Search code examples
umbracolucene.netumbraco7umbraco6examine

Differences in Umbraco cache structure?


Ok, So I have just spent the last 6-8 weeks in the weeds of Umbraco and have made some fixes/Improvements to our site and environments. I have spent a lot of that time trying to correct lower level Umbraco caching related issues. Now reflecting on my experience and I still don't have a clue what the conceptual differences are between the following:

  • Examine indexes
  • umbraco.config
  • cached xml file in memory (supposedly similar to umbraco.config)
  • CMSContentXML Table

Thanks Again,

Devin


Solution

  • Examine Indexes are index of umbraco content

    So when ever you create/update/delete content, the current content information will be indexed

    This index are use for searching - under the hood, it is lucene index umbraco backend use these index for searching

    You can create your own index if you want

    more info checkout, Overview & Explanation - "Examining Examine by Peter Gregory"

    umbraco.config and cached xml in memory are really the same thing.

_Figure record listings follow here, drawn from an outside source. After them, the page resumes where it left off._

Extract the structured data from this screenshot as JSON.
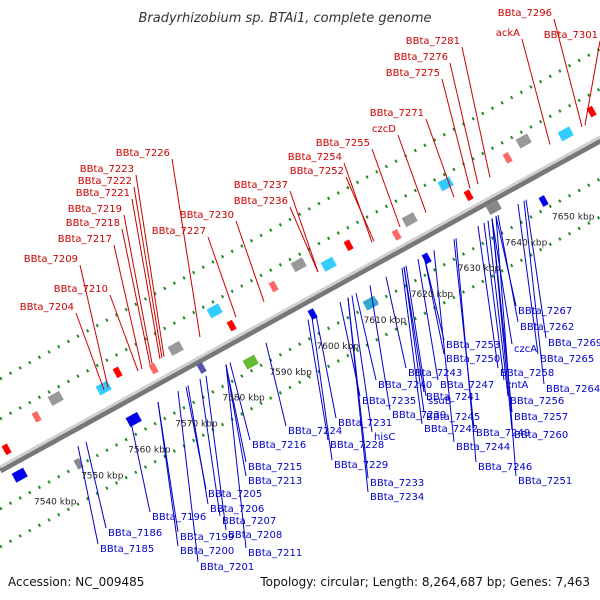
{
  "title": "Bradyrhizobium sp. BTAi1, complete genome",
  "footer": {
    "accession": "Accession: NC_009485",
    "topology": "Topology: circular; Length: 8,264,687 bp; Genes: 7,463"
  },
  "colors": {
    "upper_label": "#cc0000",
    "lower_label": "#0000cc",
    "forward_gene": "#ff0000",
    "reverse_gene": "#0000ee",
    "dots": "#228822"
  },
  "ticks": [
    "7540 kbp",
    "7550 kbp",
    "7560 kbp",
    "7570 kbp",
    "7580 kbp",
    "7590 kbp",
    "7600 kbp",
    "7610 kbp",
    "7620 kbp",
    "7630 kbp",
    "7640 kbp",
    "7650 kbp"
  ],
  "upper_labels": [
    "BBta_7296",
    "BBta_7301",
    "ackA",
    "BBta_7281",
    "BBta_7276",
    "BBta_7275",
    "BBta_7271",
    "czcD",
    "BBta_7255",
    "BBta_7254",
    "BBta_7252",
    "BBta_7237",
    "BBta_7236",
    "BBta_7230",
    "BBta_7227",
    "BBta_7226",
    "BBta_7223",
    "BBta_7222",
    "BBta_7221",
    "BBta_7219",
    "BBta_7218",
    "BBta_7217",
    "BBta_7209",
    "BBta_7210",
    "BBta_7204"
  ],
  "lower_labels": [
    "BBta_7267",
    "BBta_7262",
    "BBta_7269",
    "czcA",
    "BBta_7265",
    "BBta_7253",
    "BBta_7250",
    "BBta_7258",
    "BBta_7264",
    "BBta_7243",
    "BBta_7240",
    "BBta_7247",
    "zntA",
    "BBta_7256",
    "ssuB",
    "BBta_7241",
    "BBta_7235",
    "BBta_7257",
    "BBta_7239",
    "BBta_7245",
    "BBta_7231",
    "BBta_7242",
    "BBta_7249",
    "BBta_7260",
    "BBta_7224",
    "BBta_7228",
    "hisC",
    "BBta_7244",
    "BBta_7216",
    "BBta_7229",
    "BBta_7246",
    "BBta_7215",
    "BBta_7233",
    "BBta_7213",
    "BBta_7251",
    "BBta_7234",
    "BBta_7205",
    "BBta_7196",
    "BBta_7206",
    "BBta_7207",
    "BBta_7186",
    "BBta_7199",
    "BBta_7208",
    "BBta_7185",
    "BBta_7200",
    "BBta_7211",
    "BBta_7201"
  ]
}
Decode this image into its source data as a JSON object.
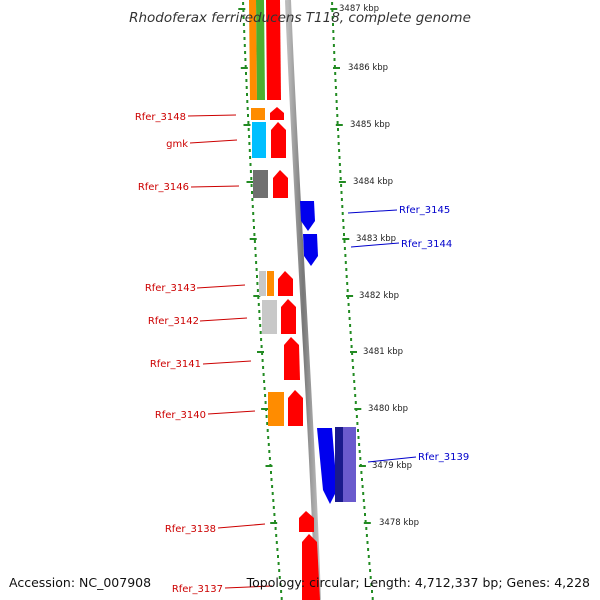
{
  "title": "Rhodoferax ferrireducens T118, complete genome",
  "footer": {
    "accession": "Accession: NC_007908",
    "topology": "Topology: circular; Length: 4,712,337 bp; Genes: 4,228"
  },
  "colors": {
    "forward_label": "#cc0000",
    "reverse_label": "#0000cc",
    "tick_green": "#228b22",
    "backbone": "#888888"
  },
  "kbp_ticks": [
    "3487 kbp",
    "3486 kbp",
    "3485 kbp",
    "3484 kbp",
    "3483 kbp",
    "3482 kbp",
    "3481 kbp",
    "3480 kbp",
    "3479 kbp",
    "3478 kbp"
  ],
  "gene_labels": {
    "left": [
      "Rfer_3148",
      "gmk",
      "Rfer_3146",
      "Rfer_3143",
      "Rfer_3142",
      "Rfer_3141",
      "Rfer_3140",
      "Rfer_3138",
      "Rfer_3137"
    ],
    "right": [
      "Rfer_3145",
      "Rfer_3144",
      "Rfer_3139"
    ]
  },
  "gene_colors": {
    "forward_gene": "#ff0000",
    "reverse_gene": "#0000ee",
    "cog_orange": "#ff8c00",
    "cog_cyan": "#00bfff",
    "cog_gray": "#707070",
    "cog_lightgray": "#c8c8c8",
    "cog_green": "#4caf30",
    "cog_navy": "#1a1a8c",
    "cog_slate": "#6a5acd"
  }
}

    The front end UmbracoHelper api get content from the cache not the database - the cache is from the umbraco.config

    CMSContentXML contains each content's information as xml

    so essentially this xml represent all the information of a node content

    So in a nutshell they represent really 3 things:

    1. examine is used for searching
    2. umbraco.config cached data - save round trip to DB
    3. CMSContentXML stores full information of a content

    Edit to include better clarification from Robert Foster comment and the UmbracoHelper vs ExamineManager

    For the umbraco.config and CMSContentXML table, @robert-foster commented

    umbraco.config stores the most recent version of all published content only; the in-memory cache is a cached version of this file; and the cmscontentxml table stores a representation of all content and is used primarily for preview mode - it is updated every time a content item is saved. IIRC it also stores a representation of other content types

    Regards to UmbracoHelper vs ExamineManager

    UmbracoHelper api mostly get it's content from the memory cache - IMO it works best when locating direct content, such as when you know the id of content you want, you just call Umbraco.TypedContent(id)

    But where do you get the id you want in the first place? or put it another way, say if you want to find all content's property Title which contain a word "Test", then you would use Examine to search for it. Because Examine is really lucene wrapper, so it is going to be fast and efficient

    Although you can traverse tree by method such as Umbraco.TypedContent(id).Children then use linq to filter the result, but I think this is done in memory using linq-to-object, so it is not as efficient and preferment as lucene

    So personally I think:

    1. use Examine when you are searching (locating) for content - because you can use the capability of a proper search engine lucene
    2. once you got the ids from the search result, use UmbracoHelper to get the full publish content representation of the content id into strong type model and work with the data.

    one thing @robert-foster mention in the comment which, I did not know is that UmbracoHelper provides Search method which is a wrapper around the examine, so use that if more familiar with that api.

    Lastly, if any above statement are wrong or not so correct, help me clarify so that anyone look at it later will not get it wrong, thanks all.